El fogón se situaba en el castillo de proa y consistía en una plancha de hierro sobre la que había arena, en la que se situaba el hogar de madera. Se encendía generalmente a partir del mediodía y se apagaba al anochecer. Era misión del contramaestre comprobar este último extremo. Realmente guisar a bordo constituía un autentico problema. El fuego debía mantenerse encendido con lo que el riesgo de incendio era permanente.
Cuando hacía mal tiempo, la dotación comía carne o pescado en salazón. Existía un despensero, encargado de pesar y repartir las raciones y un alguacil del agua, encargado de su distribución. Los oficiales tenían a veces ciertos privilegios, como un vino de más calidad, bizcocho blanco o bonito en lugar de atún. Pero cuando el viaje se prolongaba y los alimentos comenzaban a escasear, compartían con el resto de la tripulación el hambre y la sed.

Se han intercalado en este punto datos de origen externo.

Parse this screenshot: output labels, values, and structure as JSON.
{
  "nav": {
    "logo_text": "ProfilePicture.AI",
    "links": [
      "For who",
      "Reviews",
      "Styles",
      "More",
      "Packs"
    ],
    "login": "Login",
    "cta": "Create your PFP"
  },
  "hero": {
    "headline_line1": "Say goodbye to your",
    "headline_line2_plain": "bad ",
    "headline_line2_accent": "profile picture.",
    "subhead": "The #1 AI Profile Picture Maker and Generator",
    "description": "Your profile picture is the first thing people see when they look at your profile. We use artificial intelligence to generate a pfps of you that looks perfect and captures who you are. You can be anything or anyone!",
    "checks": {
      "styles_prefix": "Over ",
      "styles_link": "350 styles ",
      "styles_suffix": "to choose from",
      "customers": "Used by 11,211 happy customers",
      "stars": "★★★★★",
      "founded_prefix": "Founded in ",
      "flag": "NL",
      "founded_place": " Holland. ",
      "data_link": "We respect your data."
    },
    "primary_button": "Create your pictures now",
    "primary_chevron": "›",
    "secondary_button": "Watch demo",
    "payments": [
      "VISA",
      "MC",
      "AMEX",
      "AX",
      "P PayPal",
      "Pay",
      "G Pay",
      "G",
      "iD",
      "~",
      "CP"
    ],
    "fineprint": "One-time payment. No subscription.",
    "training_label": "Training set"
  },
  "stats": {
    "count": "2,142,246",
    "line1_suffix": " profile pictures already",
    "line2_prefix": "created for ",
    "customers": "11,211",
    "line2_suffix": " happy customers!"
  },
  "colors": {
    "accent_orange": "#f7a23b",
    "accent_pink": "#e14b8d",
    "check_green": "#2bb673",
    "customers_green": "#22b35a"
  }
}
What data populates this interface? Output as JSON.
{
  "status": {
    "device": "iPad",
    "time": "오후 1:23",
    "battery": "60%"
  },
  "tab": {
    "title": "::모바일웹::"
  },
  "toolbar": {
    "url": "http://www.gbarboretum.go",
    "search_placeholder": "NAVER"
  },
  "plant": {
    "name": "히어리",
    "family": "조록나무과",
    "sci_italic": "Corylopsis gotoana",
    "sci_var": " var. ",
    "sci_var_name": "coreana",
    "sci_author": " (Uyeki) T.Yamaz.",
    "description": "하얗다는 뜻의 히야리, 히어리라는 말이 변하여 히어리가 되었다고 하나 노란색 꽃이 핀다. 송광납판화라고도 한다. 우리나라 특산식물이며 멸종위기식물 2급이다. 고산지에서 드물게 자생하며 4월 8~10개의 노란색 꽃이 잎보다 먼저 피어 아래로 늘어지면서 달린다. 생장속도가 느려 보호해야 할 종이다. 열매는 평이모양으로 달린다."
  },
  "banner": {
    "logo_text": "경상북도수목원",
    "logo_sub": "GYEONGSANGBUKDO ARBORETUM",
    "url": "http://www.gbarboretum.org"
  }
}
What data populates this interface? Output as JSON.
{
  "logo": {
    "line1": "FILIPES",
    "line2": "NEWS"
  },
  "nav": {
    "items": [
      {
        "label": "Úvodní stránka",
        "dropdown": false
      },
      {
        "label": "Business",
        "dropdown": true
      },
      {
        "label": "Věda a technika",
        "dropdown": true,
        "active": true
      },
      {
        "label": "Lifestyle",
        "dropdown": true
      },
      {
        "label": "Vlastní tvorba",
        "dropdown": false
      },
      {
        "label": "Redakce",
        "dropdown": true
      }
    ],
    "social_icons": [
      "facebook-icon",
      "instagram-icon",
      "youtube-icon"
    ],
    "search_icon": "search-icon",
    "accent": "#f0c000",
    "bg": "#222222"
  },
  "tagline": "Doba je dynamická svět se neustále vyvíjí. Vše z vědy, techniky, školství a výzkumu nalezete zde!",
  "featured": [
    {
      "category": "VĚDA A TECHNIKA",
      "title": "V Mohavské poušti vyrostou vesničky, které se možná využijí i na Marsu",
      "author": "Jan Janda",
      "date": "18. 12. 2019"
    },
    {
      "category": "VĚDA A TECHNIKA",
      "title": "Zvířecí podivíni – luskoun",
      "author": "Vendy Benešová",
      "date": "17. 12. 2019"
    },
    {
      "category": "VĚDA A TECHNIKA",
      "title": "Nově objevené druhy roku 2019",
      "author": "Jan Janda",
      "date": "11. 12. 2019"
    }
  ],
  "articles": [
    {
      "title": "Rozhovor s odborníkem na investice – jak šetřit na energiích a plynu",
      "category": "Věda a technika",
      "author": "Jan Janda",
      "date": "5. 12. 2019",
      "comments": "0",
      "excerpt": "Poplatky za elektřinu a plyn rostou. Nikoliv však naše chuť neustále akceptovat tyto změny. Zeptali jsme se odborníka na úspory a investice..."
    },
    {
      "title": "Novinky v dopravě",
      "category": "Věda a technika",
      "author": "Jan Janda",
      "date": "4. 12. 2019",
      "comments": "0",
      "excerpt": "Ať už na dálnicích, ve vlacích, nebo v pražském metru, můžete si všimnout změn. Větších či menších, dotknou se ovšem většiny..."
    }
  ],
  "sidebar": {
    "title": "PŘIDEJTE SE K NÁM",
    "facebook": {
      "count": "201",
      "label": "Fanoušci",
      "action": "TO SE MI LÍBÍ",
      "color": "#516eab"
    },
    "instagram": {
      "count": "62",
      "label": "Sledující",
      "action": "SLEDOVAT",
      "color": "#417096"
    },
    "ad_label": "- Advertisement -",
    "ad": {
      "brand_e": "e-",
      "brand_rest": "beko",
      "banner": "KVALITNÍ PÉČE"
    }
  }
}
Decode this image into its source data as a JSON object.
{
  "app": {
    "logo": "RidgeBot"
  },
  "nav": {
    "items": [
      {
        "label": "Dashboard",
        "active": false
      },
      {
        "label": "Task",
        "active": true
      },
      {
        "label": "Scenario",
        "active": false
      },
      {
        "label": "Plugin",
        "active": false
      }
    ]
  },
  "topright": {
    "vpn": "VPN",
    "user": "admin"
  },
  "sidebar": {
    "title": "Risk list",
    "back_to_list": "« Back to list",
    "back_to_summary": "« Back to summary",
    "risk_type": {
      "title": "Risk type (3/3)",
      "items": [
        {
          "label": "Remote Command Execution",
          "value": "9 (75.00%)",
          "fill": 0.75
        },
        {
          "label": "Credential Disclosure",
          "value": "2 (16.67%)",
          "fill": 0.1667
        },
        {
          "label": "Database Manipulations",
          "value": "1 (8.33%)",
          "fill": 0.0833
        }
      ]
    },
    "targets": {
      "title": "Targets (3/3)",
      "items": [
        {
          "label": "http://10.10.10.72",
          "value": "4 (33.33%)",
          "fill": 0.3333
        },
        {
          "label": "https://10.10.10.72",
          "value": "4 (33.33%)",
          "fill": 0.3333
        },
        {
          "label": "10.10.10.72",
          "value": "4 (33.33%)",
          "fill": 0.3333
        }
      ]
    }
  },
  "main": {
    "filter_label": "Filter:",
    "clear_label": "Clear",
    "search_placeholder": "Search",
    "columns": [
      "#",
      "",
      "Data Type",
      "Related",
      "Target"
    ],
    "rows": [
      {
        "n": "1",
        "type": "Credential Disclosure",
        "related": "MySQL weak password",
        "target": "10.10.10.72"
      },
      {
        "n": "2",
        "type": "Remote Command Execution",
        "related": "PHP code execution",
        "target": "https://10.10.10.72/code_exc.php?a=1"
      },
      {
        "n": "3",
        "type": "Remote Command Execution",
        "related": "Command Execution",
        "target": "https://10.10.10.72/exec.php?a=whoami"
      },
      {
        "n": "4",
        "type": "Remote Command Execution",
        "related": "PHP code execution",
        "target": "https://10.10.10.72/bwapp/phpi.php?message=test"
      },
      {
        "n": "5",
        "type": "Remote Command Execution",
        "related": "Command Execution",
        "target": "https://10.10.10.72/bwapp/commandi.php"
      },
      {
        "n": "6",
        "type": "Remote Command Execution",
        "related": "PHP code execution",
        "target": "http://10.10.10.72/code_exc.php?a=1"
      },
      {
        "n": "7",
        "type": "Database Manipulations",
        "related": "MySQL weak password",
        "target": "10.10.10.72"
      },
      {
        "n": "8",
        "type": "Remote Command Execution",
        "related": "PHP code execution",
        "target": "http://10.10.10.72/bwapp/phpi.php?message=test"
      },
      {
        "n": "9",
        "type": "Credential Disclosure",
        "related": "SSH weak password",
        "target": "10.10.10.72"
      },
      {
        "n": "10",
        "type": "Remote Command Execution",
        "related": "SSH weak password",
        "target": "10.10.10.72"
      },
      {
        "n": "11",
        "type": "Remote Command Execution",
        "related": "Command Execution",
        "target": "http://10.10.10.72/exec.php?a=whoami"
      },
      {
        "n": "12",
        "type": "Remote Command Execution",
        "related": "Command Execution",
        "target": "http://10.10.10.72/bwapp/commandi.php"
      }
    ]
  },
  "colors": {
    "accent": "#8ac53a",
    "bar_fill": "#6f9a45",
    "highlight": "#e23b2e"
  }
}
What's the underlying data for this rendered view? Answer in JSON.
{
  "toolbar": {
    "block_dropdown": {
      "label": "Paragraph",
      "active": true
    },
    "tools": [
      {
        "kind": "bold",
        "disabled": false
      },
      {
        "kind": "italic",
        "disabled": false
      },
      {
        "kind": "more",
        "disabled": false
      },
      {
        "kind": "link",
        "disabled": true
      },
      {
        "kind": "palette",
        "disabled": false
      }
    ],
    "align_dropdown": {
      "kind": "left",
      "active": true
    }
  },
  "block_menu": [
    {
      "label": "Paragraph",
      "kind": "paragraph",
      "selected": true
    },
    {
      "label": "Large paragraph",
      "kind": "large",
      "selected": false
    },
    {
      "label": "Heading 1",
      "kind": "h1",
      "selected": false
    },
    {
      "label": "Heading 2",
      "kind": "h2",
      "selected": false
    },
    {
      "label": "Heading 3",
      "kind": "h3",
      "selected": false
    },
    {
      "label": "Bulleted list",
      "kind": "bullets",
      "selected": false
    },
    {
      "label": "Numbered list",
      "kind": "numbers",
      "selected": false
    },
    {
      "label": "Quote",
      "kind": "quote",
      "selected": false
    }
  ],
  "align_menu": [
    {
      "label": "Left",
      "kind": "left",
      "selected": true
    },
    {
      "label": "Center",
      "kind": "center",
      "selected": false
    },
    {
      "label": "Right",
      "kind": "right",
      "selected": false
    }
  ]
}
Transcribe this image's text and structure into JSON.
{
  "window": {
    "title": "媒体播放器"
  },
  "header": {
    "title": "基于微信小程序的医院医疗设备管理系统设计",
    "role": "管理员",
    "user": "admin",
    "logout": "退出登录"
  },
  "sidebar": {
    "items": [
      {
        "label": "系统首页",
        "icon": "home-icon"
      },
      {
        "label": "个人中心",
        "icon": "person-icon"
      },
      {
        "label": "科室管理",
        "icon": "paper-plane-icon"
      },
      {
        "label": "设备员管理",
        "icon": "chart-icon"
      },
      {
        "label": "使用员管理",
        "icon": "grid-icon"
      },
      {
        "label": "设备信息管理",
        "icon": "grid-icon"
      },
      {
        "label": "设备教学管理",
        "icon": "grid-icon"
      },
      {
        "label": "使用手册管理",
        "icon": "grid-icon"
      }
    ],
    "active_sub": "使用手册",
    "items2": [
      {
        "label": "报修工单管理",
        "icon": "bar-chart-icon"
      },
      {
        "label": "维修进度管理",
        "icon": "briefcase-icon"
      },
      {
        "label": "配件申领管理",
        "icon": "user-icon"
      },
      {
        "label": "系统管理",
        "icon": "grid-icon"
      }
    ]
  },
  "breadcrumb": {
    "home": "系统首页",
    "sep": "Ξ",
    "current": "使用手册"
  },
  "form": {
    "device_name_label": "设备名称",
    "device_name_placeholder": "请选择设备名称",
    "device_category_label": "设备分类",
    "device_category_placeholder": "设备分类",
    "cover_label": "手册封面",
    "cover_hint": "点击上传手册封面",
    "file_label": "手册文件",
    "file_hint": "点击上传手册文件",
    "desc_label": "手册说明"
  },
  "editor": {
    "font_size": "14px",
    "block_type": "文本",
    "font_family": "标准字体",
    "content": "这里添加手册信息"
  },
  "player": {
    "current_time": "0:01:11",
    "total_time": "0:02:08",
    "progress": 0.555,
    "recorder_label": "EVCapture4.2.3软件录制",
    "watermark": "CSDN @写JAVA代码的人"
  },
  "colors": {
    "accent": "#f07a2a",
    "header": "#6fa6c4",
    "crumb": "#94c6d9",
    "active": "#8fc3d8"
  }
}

Solían comer carne al menos dos veces por semana, consumiendo los cinco restantes arroz, pescado y legumbres secas. El queso era un componente importante de la dieta en los casos de mal tiempo. Normalmente se repartían entre uno y dos litros de agua por persona y día, pero si el viento cesaba o se producía alguna avería, la ración de agua se reducía drásticamente, para mayor sufrimiento de las dotaciones. Su reposición solo podía efectuarse mediante las correspondientes aguadas en zonas costeras.
Por Real Cédula de 5 de mayo de 1519, expedida en Barcelona, el Rey Carlos I dispuso el número de personas y cantidad de algunas provisiones que había de llevar Magallanes en la Armada. Martín Fernández de Navarrete incluyó en el tomo IV, de su “Colección de viajes y descubrimientos que hicieron por mar los españoles desde fines del siglo XV”, la relación de víveres que llevó la Armada del famoso navegante para el viaje a las islas de la especiería.